Before the days of the Chesapeake Bay Act, storm-water drainage ponds and silt run-off concerns, the ponds in the Starlit Ponds community started as a water hazard in the Starlit Golf Course, then a centerpiece of the community. Now they are a problem that the 130-home community in Fairfax is trying to resolve.

In 1991, a meeting was held with the Startlit Ponds Homeowners Association, Supervisor Sharon Bulova (D-Braddock), and environmental experts on the situation. Twelve years later, the problem still exists, and Bulova's office is still involved, trying to come up with a plan and funds that will leave all parties satisfied. A meeting at the pond on Aug. 18 will bring together all involved parties.

"Starlit Ponds is a beautiful little community that was developed at a time when the county didn't know as much about storm-water retention. It's been an ongoing problem over the years," Bulova said.

THE PONDS are located in a community off Pickett Road in Fairfax. The two ponds are now filled in, with a little stream trickling through the middle. Downstream lies "Area Landscaping," a gardening business and impromptu wildlife refuge in the middle of the suburban setting. While the ponds upstream are silting in, the run-off is settling in Area's pond, disrupting life for the fish and ducks that live there. Upstream from Starlit, there is the Woodson Downs housing development going in.

Area Landscape general manager Richard Barfield saw progress initially with the community efforts, but that has stopped.

"The pond has silted in over the years. We have complained because they made such a mess back there. Right now, it doesn't seem there's anything happening up there," Barfield said.

Barfield said his pond, which was once 6 or 7 feet deep, always had silt, but not to this extent.

"You could just watch the mud flow into our pond," he said.

The community hired Watershed Services, which began a dredging operation until the county ordered it stopped. Homeowners association president Karl Schwartz would like things explained a little better by the county.
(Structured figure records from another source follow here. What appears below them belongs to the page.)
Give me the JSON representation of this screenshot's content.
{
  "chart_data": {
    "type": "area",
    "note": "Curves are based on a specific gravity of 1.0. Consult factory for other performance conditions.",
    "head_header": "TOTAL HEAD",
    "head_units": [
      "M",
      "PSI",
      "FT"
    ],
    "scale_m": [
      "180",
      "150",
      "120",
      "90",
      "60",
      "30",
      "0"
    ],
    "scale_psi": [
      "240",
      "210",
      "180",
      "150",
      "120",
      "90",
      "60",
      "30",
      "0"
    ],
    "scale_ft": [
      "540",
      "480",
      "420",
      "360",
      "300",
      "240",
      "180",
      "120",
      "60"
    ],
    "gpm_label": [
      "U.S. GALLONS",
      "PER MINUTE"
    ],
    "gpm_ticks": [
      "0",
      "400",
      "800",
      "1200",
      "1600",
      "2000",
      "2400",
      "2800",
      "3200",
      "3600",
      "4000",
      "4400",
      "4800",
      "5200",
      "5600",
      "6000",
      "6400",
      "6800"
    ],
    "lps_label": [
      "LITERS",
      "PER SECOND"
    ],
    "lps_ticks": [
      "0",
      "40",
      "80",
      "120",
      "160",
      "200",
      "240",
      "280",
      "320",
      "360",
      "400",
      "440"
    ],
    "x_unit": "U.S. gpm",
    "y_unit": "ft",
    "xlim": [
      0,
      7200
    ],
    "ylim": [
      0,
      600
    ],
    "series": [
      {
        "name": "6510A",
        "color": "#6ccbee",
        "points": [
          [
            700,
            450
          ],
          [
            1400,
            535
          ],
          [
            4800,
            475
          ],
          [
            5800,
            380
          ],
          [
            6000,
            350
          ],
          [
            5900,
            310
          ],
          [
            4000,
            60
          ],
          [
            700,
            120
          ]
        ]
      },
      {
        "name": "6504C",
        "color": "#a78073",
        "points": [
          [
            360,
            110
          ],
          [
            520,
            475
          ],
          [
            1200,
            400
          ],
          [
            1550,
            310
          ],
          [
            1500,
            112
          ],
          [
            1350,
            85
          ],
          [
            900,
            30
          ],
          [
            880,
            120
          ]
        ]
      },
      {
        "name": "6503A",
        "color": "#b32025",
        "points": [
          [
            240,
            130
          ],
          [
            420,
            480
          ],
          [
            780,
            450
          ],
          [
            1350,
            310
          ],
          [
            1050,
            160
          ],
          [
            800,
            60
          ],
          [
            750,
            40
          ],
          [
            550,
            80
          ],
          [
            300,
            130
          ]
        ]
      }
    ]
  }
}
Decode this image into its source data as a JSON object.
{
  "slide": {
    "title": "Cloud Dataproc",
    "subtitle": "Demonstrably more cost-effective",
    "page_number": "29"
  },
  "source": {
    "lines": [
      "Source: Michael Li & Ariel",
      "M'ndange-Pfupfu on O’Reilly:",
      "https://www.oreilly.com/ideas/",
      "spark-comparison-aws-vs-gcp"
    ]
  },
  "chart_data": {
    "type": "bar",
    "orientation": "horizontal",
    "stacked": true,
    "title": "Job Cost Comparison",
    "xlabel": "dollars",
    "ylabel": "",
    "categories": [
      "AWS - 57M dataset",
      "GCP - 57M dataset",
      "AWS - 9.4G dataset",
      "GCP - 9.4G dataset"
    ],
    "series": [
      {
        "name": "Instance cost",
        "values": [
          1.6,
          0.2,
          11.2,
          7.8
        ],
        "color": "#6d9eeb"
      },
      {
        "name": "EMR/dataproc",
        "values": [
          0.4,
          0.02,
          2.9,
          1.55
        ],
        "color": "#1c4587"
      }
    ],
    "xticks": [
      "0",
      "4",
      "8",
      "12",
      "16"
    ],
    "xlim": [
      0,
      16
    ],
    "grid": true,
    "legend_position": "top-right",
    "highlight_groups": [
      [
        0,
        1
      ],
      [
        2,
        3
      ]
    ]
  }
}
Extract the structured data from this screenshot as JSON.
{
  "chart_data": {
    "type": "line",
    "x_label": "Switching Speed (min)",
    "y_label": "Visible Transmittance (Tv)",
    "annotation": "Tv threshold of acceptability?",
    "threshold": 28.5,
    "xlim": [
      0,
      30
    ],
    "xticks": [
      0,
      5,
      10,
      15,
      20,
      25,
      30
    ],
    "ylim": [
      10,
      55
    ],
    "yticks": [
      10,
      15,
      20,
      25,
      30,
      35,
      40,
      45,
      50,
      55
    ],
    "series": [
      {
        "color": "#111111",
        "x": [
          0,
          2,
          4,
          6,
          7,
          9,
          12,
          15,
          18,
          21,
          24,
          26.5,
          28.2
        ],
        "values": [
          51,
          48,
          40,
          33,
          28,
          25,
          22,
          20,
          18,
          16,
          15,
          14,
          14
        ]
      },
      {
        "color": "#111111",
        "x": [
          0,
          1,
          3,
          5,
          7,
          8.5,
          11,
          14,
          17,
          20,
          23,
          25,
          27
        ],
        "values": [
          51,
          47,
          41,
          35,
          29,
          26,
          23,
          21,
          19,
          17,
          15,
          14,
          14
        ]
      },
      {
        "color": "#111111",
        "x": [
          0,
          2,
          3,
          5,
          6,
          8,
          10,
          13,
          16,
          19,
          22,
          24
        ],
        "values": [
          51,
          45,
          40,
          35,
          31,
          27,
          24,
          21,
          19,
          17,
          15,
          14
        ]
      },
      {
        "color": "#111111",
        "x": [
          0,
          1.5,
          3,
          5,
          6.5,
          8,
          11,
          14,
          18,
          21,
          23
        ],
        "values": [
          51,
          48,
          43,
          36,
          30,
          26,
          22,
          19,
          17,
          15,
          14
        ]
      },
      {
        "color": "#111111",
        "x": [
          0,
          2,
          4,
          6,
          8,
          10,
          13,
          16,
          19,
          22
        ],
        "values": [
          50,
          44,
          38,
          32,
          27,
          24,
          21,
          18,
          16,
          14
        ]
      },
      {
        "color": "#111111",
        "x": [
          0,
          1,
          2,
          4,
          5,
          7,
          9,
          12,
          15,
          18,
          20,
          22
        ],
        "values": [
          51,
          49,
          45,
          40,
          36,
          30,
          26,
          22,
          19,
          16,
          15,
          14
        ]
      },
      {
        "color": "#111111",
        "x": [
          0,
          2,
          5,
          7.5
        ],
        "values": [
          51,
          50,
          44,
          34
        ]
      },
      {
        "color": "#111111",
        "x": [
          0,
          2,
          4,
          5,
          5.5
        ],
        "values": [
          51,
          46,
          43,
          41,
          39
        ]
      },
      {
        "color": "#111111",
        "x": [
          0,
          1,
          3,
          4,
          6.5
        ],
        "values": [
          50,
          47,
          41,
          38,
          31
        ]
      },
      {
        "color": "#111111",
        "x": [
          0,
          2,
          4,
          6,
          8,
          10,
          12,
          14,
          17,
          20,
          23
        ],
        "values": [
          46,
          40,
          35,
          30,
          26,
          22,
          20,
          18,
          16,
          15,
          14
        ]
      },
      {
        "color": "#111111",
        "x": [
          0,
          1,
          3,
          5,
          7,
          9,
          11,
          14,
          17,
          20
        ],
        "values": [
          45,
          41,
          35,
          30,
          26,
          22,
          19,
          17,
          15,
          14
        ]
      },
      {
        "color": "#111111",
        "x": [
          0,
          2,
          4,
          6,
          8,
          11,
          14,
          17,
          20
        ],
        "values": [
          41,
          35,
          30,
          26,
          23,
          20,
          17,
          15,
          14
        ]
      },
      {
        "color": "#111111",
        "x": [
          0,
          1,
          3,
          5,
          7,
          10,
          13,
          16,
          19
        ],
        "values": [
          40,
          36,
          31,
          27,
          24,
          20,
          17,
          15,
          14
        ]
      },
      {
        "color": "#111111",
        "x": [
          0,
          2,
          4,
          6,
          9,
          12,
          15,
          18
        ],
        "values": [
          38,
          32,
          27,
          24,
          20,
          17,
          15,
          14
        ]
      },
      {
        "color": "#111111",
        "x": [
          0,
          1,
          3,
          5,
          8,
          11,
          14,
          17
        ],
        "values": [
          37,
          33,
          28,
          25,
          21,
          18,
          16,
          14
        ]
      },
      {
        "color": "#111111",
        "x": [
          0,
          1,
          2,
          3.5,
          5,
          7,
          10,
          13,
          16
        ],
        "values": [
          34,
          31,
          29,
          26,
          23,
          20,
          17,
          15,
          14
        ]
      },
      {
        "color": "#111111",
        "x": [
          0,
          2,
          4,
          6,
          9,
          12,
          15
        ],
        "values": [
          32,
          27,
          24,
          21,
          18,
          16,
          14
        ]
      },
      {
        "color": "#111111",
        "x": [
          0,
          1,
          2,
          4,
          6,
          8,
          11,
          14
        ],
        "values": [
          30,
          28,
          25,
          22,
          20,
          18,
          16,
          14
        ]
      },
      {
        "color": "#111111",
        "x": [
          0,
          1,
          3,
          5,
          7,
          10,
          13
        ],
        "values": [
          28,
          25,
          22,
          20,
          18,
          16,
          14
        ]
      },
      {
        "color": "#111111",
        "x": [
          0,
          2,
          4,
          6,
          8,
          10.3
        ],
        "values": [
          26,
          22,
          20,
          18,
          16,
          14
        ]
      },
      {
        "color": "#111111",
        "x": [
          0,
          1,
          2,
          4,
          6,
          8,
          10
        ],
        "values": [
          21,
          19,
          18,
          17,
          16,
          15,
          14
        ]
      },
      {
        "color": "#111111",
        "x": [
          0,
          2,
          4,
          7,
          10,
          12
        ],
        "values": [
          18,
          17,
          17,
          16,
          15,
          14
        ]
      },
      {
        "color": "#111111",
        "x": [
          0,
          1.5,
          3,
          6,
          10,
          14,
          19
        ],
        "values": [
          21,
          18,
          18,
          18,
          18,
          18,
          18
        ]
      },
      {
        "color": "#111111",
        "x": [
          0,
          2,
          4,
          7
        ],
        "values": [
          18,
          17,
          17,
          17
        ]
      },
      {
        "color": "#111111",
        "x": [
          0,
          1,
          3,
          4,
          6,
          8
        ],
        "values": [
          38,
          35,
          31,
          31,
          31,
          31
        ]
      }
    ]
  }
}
"The county doesn't make clear statements as to what's required," he said, noting that the term "conservation plan" on the stop-work order, and the term "rough grading plan," which the engineers used, mean the same thing. Schwartz feels that defining what needs to be done would be a start.

"I was told they were the same thing," Schwartz said.

THE MATTER could have been resolved back in 1991 if the community decided to convert the ponds from wet ponds, which is their current classification, to dry ponds, which are maintained by the county. The wet-pond status would mean the ponds would still retain water and be a recreation spot in the community. If they were converted to dry ponds, all the water would be allowed to run out, and they would be storm-water retention areas.

Fairfax County engineer Assad Ayoubi is familiar with the situation at Starlit. He noted a lack of upkeep through the years added to the situation.

"I believe those ponds are 40 or 50 years old. It requires routine maintenance. Apparently they did not do the maintenance for a long time," Ayoubi said.

In July 2003, Bulova presented the issue to the Fairfax County Board of Supervisors, requesting $300,000 "or any other amount of money that could be applied to the cost of improving and maintaining the Startlit Ponds ponds," as stated in the letter, but she encountered opposition.

"Finding money to help them with the dredging has been next to impossible," Bulova said.

She also inquired at the University of Maryland Environmental Finance Center and asked about federal funds through U.S. Rep. Tom Davis' (R-11) office but was unsuccessful there as well.

On Aug. 18, the county engineers and the engineers from Watershed Services will meet with Bulova's office and Starlit Ponds to see what needs to be done next.

"The meeting on the 18th will deal with the stop-work order," Schwartz said.

On Aug. 21, there is another meeting scheduled to work out the details with the Woodson Downs plans, and the treatment of silt run-off from that project.